Правда, и в будни выносят детей во множестве, но по воскресениям к вечеру их является на улицах чуть не вдесятеро более. Какие все испитые, какие бледные, худосочные, малокровные и какие у них угрюмые личики, особенно у тех, которые еще на руках; а те, которые уже ходят, – все с кривыми ножками и все на ходу сильно колыхаются из стороны в сторону. Почти все, впрочем, тщательно приодеты. Но, боже мой, ребенок что цветок, что листок, завязавшийся весною на дереве: ему надо свету, воздуху, воли, свежей пищи, и вот вместо всего этого душный подвал с каким-нибудь квасным или капустным запахом, страшное зловоние по ночам, нездоровая пища, тараканы и блохи, сырость, влага, текущая со стен, а на дворе – пыль, кирпич и известка.
Но они любят своих бледных и худосочных детей. Вот маленькая трехлетняя девочка, хорошенькая и в свежем платьице, спешит к матери, которая сидит у ворот в большом обществе, сошедшемся со всего дома часок-другой поболтать. Мать болтает, но глазом наблюдает ребенка, играющего от нее в десяти шагах. Девочка нагнулась что-то поднять, какой-то камушек, и неосторожно наступила на свой подол ножками и вот никак распрямиться не может, раза два попробовала, упала и заплакала. Мать приподнялась было к ней на помощь, но я поднял девочку раньше. Она выпрямилась, быстро и любопытно на меня посмотрела, еще со слезинками на глазах, и вдруг бросилась, немного в испуге и в детском смущении, к матери. Я подошел и учтиво осведомился, сколько девочке лет; мать приветливо, но очень сдержанно мне ответила. Я сказал, что и у меня такая же девочка; на это уже не последовало ответа: «Может, ты и хороший человек, – молча глядела на меня мать, – да только что ж тебе тут стоять, проходил бы мимо». Вся разговорившаяся публика тоже затихла и тоже как будто это же самое думала. Я притронулся к шляпе и прошел мимо.
Вот другая девочка на бойком перекрестке отстала от матери, которая до сих пор ее вела за руку. Правда, бабенка вдруг увидела шагах в пятнадцати от себя товарку, пришедшую ее навестить, и, надеясь, что ребенок знает дорогу, бросила его ручку и пустилась бегом встречать гостью, но ребенок, оставшийся вдруг один, испугался и закричал, в слезах догоняя мать.
Седой и совсем незнакомый прохожий мещанин с бородой вдруг останавливает на дороге незнакомую ему бегущую женщину и схватывает ее за руку:
– Чего разбежалась! Вишь, ребенок сзади кричит; так нельзя; испужаться может.

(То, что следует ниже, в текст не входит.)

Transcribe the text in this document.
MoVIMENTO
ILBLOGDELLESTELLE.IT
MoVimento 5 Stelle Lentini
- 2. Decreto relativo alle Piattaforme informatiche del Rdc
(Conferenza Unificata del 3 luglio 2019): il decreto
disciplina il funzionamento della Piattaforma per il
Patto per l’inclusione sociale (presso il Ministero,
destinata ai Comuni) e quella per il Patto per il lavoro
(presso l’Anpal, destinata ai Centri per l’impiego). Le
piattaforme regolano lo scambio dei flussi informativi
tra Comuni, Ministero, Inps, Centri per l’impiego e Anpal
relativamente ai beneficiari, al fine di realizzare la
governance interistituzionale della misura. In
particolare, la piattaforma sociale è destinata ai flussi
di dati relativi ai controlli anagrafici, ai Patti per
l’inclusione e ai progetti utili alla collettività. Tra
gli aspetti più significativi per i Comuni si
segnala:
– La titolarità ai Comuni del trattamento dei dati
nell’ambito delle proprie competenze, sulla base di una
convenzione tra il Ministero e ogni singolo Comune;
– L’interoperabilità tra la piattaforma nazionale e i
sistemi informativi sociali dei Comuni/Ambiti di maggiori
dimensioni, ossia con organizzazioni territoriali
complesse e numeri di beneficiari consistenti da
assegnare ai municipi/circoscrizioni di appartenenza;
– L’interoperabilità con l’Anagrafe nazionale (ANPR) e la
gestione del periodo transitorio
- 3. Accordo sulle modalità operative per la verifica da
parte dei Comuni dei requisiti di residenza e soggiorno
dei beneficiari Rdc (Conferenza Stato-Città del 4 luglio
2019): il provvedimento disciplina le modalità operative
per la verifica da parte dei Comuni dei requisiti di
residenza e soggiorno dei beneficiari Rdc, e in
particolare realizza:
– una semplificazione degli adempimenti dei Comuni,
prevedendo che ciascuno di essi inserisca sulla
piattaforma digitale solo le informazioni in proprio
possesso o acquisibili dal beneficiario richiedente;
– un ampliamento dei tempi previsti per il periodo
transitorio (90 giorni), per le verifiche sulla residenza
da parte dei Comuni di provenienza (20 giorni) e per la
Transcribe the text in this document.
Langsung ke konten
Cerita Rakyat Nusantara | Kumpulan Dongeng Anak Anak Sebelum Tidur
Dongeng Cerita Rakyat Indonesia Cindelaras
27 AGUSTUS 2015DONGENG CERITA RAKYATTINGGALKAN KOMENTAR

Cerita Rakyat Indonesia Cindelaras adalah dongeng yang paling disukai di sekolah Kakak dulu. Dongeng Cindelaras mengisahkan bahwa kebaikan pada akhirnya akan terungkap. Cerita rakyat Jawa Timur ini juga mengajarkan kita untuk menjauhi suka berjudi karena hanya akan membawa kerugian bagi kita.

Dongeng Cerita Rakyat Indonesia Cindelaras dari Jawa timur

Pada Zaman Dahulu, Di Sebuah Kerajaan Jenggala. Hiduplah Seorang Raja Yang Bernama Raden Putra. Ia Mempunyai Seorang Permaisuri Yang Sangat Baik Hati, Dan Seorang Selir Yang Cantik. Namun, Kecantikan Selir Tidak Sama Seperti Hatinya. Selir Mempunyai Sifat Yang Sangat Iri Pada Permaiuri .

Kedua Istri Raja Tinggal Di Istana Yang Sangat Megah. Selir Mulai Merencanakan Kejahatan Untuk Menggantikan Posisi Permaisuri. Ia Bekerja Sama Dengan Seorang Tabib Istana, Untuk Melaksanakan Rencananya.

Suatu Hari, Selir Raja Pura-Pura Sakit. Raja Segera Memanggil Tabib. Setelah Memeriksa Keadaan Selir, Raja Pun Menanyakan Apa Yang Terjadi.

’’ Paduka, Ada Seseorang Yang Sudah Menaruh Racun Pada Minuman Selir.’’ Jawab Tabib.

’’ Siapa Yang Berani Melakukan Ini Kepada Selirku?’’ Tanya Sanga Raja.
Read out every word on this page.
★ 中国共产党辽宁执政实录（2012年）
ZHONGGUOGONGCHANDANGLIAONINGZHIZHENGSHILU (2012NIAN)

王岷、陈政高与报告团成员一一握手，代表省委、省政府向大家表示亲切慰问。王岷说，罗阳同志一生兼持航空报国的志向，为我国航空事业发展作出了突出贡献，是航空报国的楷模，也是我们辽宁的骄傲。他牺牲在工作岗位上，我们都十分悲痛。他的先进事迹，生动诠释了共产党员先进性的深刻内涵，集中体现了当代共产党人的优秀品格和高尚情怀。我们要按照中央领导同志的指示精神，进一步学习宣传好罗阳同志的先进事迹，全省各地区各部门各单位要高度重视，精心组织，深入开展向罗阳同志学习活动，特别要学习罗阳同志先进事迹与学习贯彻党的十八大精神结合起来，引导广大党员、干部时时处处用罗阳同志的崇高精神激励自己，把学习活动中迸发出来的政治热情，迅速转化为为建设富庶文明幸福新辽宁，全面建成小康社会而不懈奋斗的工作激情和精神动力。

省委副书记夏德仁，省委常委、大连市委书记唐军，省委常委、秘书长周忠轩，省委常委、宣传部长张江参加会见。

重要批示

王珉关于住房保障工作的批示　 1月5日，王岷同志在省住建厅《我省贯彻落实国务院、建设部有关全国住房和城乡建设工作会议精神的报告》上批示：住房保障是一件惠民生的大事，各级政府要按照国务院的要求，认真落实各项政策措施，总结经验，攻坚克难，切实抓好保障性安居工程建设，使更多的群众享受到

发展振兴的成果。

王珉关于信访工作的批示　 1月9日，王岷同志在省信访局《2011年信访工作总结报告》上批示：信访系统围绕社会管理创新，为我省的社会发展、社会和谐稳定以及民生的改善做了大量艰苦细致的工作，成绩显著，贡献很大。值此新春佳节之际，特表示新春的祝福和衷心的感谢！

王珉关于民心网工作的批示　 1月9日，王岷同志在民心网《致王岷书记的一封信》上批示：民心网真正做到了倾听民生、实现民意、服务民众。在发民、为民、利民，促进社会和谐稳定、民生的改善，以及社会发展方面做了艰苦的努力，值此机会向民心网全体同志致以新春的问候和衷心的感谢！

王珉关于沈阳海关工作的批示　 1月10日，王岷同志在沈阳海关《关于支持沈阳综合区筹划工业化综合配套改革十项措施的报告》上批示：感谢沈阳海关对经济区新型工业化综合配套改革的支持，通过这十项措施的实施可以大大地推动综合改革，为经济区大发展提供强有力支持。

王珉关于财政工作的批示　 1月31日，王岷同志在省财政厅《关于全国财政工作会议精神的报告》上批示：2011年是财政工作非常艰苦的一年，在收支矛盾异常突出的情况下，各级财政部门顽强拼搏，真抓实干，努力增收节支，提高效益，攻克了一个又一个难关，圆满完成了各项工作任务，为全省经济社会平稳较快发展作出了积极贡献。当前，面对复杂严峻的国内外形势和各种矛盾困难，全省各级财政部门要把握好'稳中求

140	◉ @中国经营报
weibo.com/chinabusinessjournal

Бабенка хотела что-то бойко ему возразить, но не возразила, одумалась; безо всякой досады и нетерпения взяла на руки добежавшую к ней девочку и уже чинно пошла к своей гостье. Мещанин строго выждал до конца и направился своей дорогою.
Пустые, самые пустые картинки, которые даже совестно вносить в дневник. Впредь постараюсь быть гораздо серьезнее.
За прошлые мои три маленькие картинки («Гражданин», № 29) московский фельетонист обругал меня в нашем петербургском «Голосе» (№ 210), кажется из целомудрия, за то, что я в картинке № 2, заговорив о сквернословном языке нашего хмельного народа, упомянул, уж конечно не называя прямо, об одном неприличном предмете… «Мне и в голову не могло прийти, до чего может дописаться фельетонист, когда у него нет под рукой подходящего матерьяла», – говорит обо мне московский мой обличитель. Итак, выходит, что я прибегнул к неприличному предмету единственно для оживления моего фельетона, для сока, для кайенского перцу…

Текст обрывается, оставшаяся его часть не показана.